Bu romantik tanımlama, dürüst bir önermeyle oluşuyor. Ama tuhaflıkları da beraberinde getiriyor. Az önce bir gazetenin internet sayfasında, bir tanıtım yazısı okudum. Evet, kitap için yazılmış bir tanıtım yazısı. Yazan kişinin kitabı okumadığı kesin. Arka kapak yazısını bile -tam anlamıyla- okuduğunu sanmıyorum. Öyküleri onun sesiyle duyacaksınız, diyor bir yerde. Ama “Jim Carrey-Sylvseter-Sid” diyerek. Şaşırtıcı değil. Üstelik yaptığım bir işle anılmakta da sakınca yok. Ama manasız. Bir başka cümleyi aynen alıyorum buraya: “Yazmak onun o kadar vazgeçilmezi oldu ki, tiyatro metni bile yazdı.” Tiyatro metni bile? O ne demek yahu? “Bile” vurgusu niye? Bu yazıya göre, yazmak benim için ilk altı kitabımdan sonra oluşmuş, bunu nereden çıkarıyor acaba? Manasız. Yazık.

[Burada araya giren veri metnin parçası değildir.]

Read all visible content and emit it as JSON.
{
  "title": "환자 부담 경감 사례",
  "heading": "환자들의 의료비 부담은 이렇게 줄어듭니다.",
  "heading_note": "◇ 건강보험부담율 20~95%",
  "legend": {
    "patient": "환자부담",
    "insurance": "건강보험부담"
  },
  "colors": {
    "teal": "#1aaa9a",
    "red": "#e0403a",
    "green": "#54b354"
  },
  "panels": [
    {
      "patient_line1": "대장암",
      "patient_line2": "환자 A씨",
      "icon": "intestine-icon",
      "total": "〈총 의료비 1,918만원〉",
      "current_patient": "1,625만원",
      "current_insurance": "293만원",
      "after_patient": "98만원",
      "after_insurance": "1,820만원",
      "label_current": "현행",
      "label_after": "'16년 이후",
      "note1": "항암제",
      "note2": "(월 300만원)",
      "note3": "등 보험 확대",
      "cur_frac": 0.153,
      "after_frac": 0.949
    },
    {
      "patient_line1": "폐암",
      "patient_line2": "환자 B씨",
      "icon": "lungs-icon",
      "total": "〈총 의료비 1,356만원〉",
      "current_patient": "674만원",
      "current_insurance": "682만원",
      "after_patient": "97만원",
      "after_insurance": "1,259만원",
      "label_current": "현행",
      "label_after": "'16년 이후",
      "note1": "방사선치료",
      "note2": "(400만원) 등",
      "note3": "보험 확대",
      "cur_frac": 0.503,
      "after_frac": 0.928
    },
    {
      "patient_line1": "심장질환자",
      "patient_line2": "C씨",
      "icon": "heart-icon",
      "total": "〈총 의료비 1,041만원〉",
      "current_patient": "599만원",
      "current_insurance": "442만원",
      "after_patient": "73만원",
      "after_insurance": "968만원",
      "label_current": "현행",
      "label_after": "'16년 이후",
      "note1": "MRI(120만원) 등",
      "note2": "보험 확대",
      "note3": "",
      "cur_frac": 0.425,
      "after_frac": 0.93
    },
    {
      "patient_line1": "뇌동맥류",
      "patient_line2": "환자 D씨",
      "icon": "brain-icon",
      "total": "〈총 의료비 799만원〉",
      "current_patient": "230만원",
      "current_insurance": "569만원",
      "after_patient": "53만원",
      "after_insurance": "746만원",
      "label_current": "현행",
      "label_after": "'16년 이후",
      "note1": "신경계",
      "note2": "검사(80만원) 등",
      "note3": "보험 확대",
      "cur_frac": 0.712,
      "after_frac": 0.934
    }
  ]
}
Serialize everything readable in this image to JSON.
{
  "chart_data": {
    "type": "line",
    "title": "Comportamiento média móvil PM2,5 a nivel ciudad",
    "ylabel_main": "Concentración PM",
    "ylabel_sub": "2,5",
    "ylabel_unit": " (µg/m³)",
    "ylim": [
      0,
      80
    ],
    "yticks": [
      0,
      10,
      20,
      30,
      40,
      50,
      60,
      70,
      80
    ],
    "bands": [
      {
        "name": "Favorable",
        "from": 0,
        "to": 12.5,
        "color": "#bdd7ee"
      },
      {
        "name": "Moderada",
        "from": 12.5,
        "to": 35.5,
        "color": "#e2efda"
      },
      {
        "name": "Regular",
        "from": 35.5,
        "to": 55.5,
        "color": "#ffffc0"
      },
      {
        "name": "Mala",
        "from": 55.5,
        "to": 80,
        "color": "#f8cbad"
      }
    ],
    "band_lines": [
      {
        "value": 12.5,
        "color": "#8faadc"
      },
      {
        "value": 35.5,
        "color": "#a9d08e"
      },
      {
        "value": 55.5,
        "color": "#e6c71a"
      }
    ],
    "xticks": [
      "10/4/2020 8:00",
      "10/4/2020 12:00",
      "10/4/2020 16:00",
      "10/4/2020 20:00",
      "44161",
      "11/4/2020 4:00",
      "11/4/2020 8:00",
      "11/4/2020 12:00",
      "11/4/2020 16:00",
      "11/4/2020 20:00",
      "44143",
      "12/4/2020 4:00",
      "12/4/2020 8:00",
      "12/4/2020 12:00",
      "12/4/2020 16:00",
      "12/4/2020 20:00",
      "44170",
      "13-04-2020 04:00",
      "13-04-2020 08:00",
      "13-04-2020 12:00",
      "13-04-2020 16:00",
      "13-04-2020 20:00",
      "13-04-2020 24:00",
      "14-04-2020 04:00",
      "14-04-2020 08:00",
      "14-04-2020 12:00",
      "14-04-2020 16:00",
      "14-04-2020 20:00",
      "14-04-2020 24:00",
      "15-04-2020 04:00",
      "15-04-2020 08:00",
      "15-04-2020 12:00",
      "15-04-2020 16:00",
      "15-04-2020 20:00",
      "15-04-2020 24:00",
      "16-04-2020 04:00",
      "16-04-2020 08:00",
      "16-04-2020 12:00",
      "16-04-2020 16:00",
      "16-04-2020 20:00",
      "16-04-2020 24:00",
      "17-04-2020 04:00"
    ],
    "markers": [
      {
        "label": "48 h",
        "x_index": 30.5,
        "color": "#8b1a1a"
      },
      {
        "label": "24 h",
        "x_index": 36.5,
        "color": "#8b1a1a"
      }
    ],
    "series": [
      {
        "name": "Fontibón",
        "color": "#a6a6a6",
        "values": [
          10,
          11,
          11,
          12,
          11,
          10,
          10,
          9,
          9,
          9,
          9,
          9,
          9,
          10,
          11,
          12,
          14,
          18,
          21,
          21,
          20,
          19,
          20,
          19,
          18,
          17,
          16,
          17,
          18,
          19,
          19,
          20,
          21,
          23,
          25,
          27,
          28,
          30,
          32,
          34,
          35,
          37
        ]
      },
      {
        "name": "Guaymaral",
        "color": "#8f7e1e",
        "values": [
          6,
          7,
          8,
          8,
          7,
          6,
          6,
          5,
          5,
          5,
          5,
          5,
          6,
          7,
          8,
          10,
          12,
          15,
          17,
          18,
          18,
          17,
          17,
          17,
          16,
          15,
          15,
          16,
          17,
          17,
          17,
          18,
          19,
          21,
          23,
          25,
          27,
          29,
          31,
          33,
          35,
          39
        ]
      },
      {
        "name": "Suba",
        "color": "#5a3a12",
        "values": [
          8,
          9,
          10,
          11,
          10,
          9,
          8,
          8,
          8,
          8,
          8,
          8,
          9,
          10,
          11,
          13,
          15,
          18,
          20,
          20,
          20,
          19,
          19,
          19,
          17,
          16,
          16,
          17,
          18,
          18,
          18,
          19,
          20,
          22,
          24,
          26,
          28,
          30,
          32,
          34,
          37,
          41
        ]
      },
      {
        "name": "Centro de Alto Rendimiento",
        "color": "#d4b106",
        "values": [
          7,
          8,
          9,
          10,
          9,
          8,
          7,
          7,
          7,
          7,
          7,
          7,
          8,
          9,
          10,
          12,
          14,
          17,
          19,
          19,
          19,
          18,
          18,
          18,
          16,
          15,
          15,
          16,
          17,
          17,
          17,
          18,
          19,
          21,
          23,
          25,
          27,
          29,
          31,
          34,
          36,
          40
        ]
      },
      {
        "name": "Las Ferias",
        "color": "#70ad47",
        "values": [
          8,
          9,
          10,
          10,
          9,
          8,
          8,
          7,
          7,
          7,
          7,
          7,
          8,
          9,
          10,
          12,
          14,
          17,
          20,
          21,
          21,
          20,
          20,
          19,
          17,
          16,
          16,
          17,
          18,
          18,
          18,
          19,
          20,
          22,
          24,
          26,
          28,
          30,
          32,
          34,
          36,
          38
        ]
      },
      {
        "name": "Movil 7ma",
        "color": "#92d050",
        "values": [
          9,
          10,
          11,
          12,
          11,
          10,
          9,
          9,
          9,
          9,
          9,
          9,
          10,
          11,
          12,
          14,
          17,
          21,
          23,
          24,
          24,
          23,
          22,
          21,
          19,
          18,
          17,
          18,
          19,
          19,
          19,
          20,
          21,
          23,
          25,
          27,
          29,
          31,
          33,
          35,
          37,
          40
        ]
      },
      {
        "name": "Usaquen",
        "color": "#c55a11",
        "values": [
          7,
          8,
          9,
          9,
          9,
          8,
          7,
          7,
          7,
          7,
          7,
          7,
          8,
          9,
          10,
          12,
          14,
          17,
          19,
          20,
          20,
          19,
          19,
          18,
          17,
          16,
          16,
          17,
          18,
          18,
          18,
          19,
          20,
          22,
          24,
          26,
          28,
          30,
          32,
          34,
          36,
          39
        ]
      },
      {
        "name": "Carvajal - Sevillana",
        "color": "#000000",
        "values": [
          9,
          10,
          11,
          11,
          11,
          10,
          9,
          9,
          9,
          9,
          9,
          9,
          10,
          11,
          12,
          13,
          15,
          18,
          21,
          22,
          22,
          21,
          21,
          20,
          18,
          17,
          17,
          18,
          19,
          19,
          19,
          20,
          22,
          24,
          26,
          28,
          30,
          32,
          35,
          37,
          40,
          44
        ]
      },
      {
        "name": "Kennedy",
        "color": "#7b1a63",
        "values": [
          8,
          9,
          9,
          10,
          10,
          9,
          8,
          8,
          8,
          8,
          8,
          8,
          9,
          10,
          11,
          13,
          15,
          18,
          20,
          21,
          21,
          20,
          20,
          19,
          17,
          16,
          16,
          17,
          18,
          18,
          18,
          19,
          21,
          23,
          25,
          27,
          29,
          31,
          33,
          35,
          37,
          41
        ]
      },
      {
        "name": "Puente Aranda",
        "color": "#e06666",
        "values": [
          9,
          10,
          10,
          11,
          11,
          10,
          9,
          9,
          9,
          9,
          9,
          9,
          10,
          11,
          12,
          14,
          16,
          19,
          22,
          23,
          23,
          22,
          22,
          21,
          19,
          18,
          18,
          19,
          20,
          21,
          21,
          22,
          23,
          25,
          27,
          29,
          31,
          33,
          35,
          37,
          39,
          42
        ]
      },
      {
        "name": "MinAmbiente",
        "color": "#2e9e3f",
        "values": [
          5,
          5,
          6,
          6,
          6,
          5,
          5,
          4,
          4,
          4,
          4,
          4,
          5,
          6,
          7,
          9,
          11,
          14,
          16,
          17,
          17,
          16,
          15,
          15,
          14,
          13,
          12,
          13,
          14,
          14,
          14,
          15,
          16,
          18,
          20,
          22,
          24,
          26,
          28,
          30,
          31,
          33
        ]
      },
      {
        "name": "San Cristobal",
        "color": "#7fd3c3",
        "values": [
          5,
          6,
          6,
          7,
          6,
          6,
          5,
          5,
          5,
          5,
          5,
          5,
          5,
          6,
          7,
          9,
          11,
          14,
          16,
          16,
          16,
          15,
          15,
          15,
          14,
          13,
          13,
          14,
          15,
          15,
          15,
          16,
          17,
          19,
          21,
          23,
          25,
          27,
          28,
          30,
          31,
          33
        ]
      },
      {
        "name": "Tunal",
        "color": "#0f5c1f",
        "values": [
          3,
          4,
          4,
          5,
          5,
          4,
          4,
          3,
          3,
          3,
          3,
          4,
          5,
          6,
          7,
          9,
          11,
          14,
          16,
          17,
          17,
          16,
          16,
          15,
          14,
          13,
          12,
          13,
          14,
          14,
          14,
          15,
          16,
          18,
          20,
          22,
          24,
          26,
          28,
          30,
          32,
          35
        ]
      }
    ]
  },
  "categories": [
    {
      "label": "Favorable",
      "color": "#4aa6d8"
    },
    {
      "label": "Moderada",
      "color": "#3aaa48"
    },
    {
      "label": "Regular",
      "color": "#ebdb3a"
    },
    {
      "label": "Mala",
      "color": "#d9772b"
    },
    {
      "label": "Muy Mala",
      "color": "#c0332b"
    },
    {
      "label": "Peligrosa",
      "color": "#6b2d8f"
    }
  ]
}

Böyle yazıların üstünde durmuyorum elbette. Ancak bu kadar da görmezden gelmemeli. Bütün üretim alanlarının vasatın gücüne teslim edildiği bir evrende, bazı alanları korumak ve emek verenelere teslim etmek gerekiyor.
Önüne gelen kültür-sanat yayıncılığı, haberciliği, programcılığı, gazeteciliği yapmasın.
Lütfen.
Çok haklı bir yazı.
Mecburmuş gibi herkes her konuda fikir beyan ediyor, saygımız var fakat o bulunduğu yeri işgal ettiğinde çok daha özenli davranmalı, davranmıyorlar, sinirimizi de bozuyorlar. Hele o kapladıkları yerden dolayı nice derin sanat eleştirmenlerinin önünü tıkıyorlar, ben buna daha da sinir oluyorum. Bizim rock'n roll dünyasında (yakından bildiğiniz gibi) rastlanır albümü dinlemeden eleştiri yapılmasına Frank Zappa'nın rock basını hakkındaki sözünü her defasında doğrulamaya mecburlar gibi. Olmamalı, olmasın artık işi uzmanlarına bırakmamızın zamanı geldi, geçiyor…
Kitabınızı yarıladım. Bitmesin diye yavaş okuyorum. Tadı damakta daha çok kalsın diye kaymaklı ekmek kadayıfını yavaş yer misali.